Quando a cidade começou a ser redescoberta depois de ter ficado esquecida por mais de um milênio e meio, os restos mortais que iam sendo encontrados estavam, muitas vezes, preservados pela deposição de pequenas pedras e cinza vulcânica em cima do corpo, como se fossem bonecos de argila.
No século 19, o arqueólogo Giuseppe Fiorelli criou uma técnica na qual gesso líquido era introduzido dentro desses “bonecos”. A ideia era que o gesso tomaria o lugar dos tecidos moles (já decompostos) do corpo das vítimas, preservando o formato original dos defuntos.
O problema é que a tomografia revelou que, nesse processo, vários ossos dos mortos acabaram sendo removidos. E houve até casos de introdução de barras de metal para “melhorar” o formato do corpo. Não há mais esqueletos completos dentro do gesso moldado, o que complica muito o estudo das vítimas com base apenas nos ossos.
A equipe internacional, apesar de tudo isso, conseguiu obter ao menos parte do DNA de cinco dos indivíduos preservados. Não há dúvida de que o material genético é mesmo deles, porque apresenta um padrão de fragmentação e alterações químicas que só está presente quando o DNA se degrada durante muitos anos após a morte de um organismo.
Todos os cinco indivíduos cujo DNA foi “lido” são do sexo masculino. Três deles vêm da chamada Casa do Bracelete Dourado, dois da Casa do Criptopórtico e um deles da chamada Quinta dos Mistérios (nesse caso, da antiga zona rural próxima a Pompeia, e não da cidade propriamente dita).
É da Casa do Bracelete Dourado que vêm os supostos corpos da mãe com o filho no colo. O indivíduo com a criança usava a joia que empresta seu nome à residência, o que parecia reforçar sua identificação como pertencente ao sexo feminino. Achava-se também que o outro adulto do grupo seria o pai.
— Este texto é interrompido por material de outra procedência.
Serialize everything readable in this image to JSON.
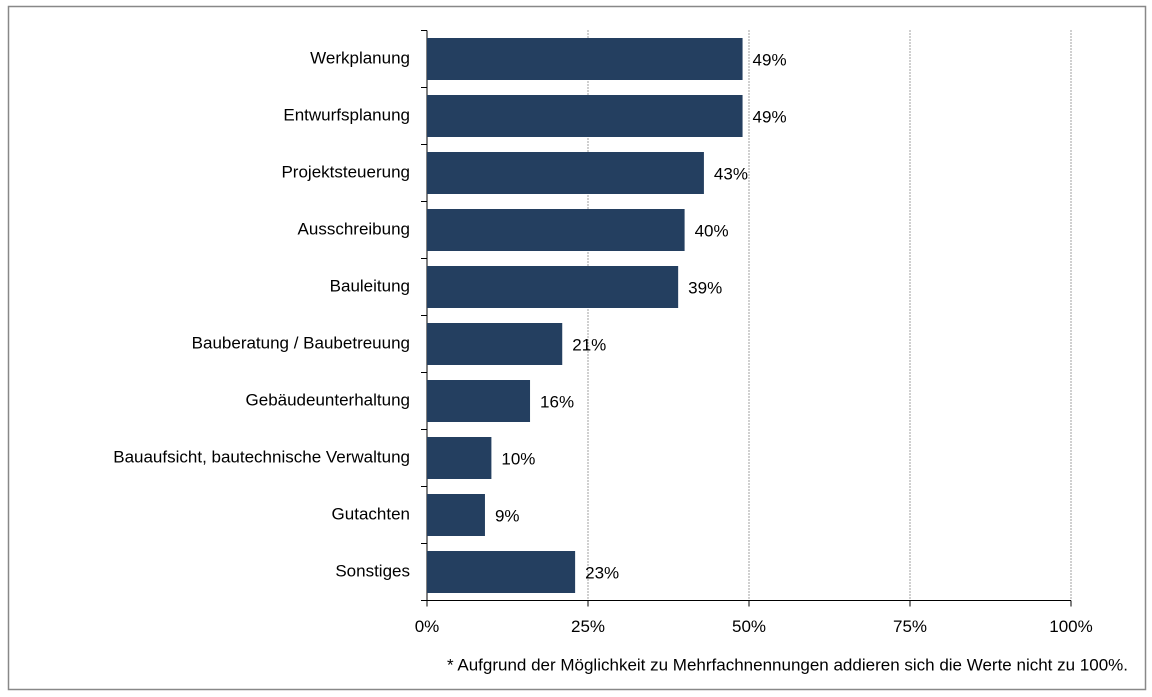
{
  "chart_data": {
    "type": "bar",
    "orientation": "horizontal",
    "categories": [
      "Werkplanung",
      "Entwurfsplanung",
      "Projektsteuerung",
      "Ausschreibung",
      "Bauleitung",
      "Bauberatung / Baubetreuung",
      "Gebäudeunterhaltung",
      "Bauaufsicht, bautechnische Verwaltung",
      "Gutachten",
      "Sonstiges"
    ],
    "values": [
      49,
      49,
      43,
      40,
      39,
      21,
      16,
      10,
      9,
      23
    ],
    "value_labels": [
      "49%",
      "49%",
      "43%",
      "40%",
      "39%",
      "21%",
      "16%",
      "10%",
      "9%",
      "23%"
    ],
    "color": "#243f60",
    "xlim": [
      0,
      100
    ],
    "xticks": [
      {
        "value": 0,
        "label": "0%"
      },
      {
        "value": 25,
        "label": "25%"
      },
      {
        "value": 50,
        "label": "50%"
      },
      {
        "value": 75,
        "label": "75%"
      },
      {
        "value": 100,
        "label": "100%"
      }
    ],
    "grid": true,
    "footnote": "* Aufgrund der Möglichkeit zu Mehrfachnennungen addieren sich die Werte nicht zu 100%."
  }
}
A criança, que talvez tivesse uns cinco anos de idade, era um menino, indicou o DNA, assim como a pessoa em cujo colo ela estava. Além disso, o genoma não sugere um parentesco próximo entre nenhuma das pessoas que morreram na casa –ninguém ali chegava a ser nem primo de primeiro grau um do outro.
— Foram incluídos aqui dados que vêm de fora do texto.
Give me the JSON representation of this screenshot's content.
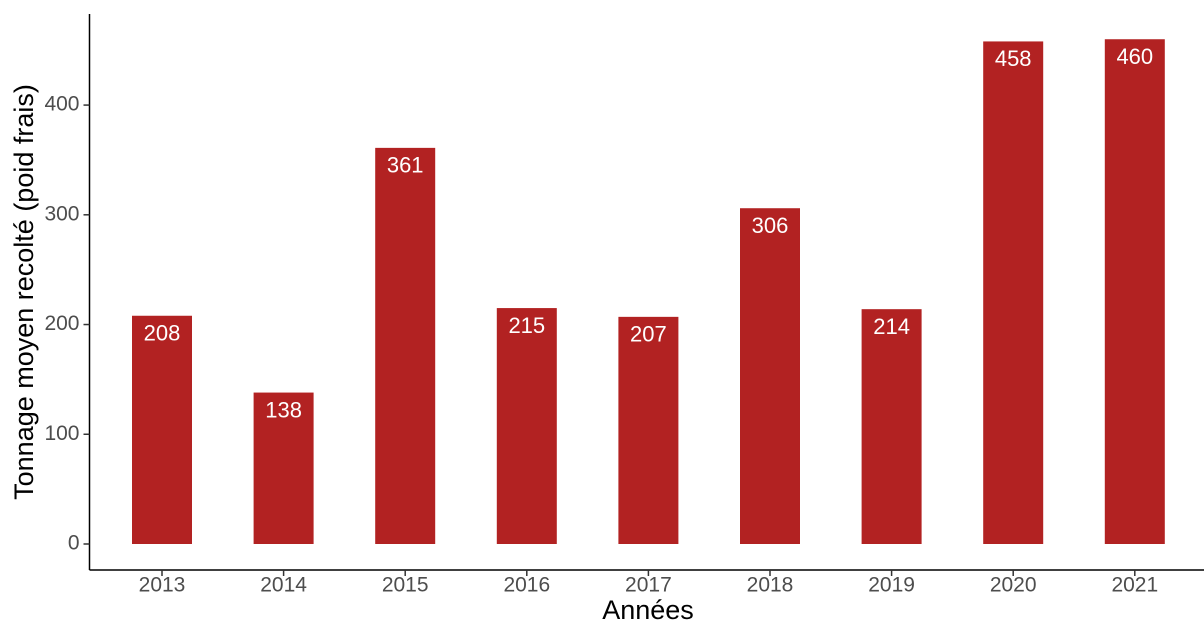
{
  "chart_data": {
    "type": "bar",
    "x_label": "Années",
    "y_label": "Tonnage moyen recolté (poid frais)",
    "categories": [
      "2013",
      "2014",
      "2015",
      "2016",
      "2017",
      "2018",
      "2019",
      "2020",
      "2021"
    ],
    "values": [
      208,
      138,
      361,
      215,
      207,
      306,
      214,
      458,
      460
    ],
    "color": "#b22222",
    "ylim": [
      -23.7,
      483
    ],
    "yticks": [
      0,
      100,
      200,
      300,
      400
    ],
    "grid": false
  }
}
Já na Casa do Criptopórtico (assim chamada por causa de um corredor subterrâneo que levava a uma espécie de sauna romana), a dupla de vítimas, uma com a cabeça na barriga da outra, costumava ser considerada como duas irmãs, mãe e filha adulta ou um casal. Foi possível demonstrar, porém, que ao menos um dos indivíduos era do sexo masculino. Na Quinta dos Mistérios, que era adornada com pinturas dos rituais sacros (chamados de “mistérios” na Antiguidade) em honra ao deus Baco, o morto também era um homem.
A análise dos genomas mostrou ainda que todos os indivíduos eram, em grande parte, descendentes de pessoas vindas do Mediterrâneo Oriental, a leste da Itália, com destaque para contribuições genéticas da atual Turquia, do Levante (Israel, Palestina, Líbano e Síria de hoje) e, em menor grau, da Grécia e do norte da África.
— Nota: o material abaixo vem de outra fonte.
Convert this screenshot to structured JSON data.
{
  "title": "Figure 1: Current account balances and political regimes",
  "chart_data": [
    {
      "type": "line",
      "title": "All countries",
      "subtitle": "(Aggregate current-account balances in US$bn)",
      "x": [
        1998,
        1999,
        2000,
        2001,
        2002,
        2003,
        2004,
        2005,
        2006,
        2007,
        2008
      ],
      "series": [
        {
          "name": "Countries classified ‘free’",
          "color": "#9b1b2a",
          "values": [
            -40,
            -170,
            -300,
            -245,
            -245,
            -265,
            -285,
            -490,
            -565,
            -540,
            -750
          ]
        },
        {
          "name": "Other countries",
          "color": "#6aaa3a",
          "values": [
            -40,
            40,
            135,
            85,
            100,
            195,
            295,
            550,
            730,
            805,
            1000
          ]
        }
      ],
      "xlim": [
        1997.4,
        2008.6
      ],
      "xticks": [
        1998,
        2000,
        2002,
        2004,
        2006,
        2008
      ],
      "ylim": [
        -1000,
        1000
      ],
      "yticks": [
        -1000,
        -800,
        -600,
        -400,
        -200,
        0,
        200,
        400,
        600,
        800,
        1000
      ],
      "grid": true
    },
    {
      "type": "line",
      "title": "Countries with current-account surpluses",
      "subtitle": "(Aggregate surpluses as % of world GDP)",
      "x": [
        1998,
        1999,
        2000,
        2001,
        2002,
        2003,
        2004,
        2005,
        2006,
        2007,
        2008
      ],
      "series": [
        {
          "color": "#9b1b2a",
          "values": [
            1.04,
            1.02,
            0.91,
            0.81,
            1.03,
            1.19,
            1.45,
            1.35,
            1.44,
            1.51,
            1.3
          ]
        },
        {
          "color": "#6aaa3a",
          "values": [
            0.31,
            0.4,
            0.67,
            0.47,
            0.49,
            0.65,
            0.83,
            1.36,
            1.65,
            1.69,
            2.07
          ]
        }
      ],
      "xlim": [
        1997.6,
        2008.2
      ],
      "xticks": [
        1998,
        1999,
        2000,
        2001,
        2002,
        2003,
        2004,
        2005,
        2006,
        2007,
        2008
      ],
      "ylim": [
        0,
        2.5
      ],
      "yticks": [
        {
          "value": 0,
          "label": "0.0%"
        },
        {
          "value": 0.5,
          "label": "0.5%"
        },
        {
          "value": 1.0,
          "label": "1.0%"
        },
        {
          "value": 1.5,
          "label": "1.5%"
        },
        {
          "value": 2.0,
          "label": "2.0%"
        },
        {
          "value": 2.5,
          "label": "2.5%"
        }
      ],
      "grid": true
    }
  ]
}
Nos casos em que foi possível obter dados sobre genes associados à aparência física, os pesquisadores identificaram uma alta probabilidade da presença de olhos e cabelos escuros e, em pelo menos um dos casos, pele relativamente escura também.
“O estudo reforça a natureza diversificada e cosmopolita da população de Pompeia, refletindo padrões mais amplos de mobilidade e trocas culturais dentro do Império Romano”, resumiu Mittnik.
A cidade, localizada no litoral do sul da Itália, recebia tanto comerciantes quanto romanos ricos que ali construíam casas luxuosas de veraneio. Por isso, faz sentido que ela abrigasse tanto endinheirados dos vários cantos do império quanto uma população de escravos e trabalhadores das mais diversas origens.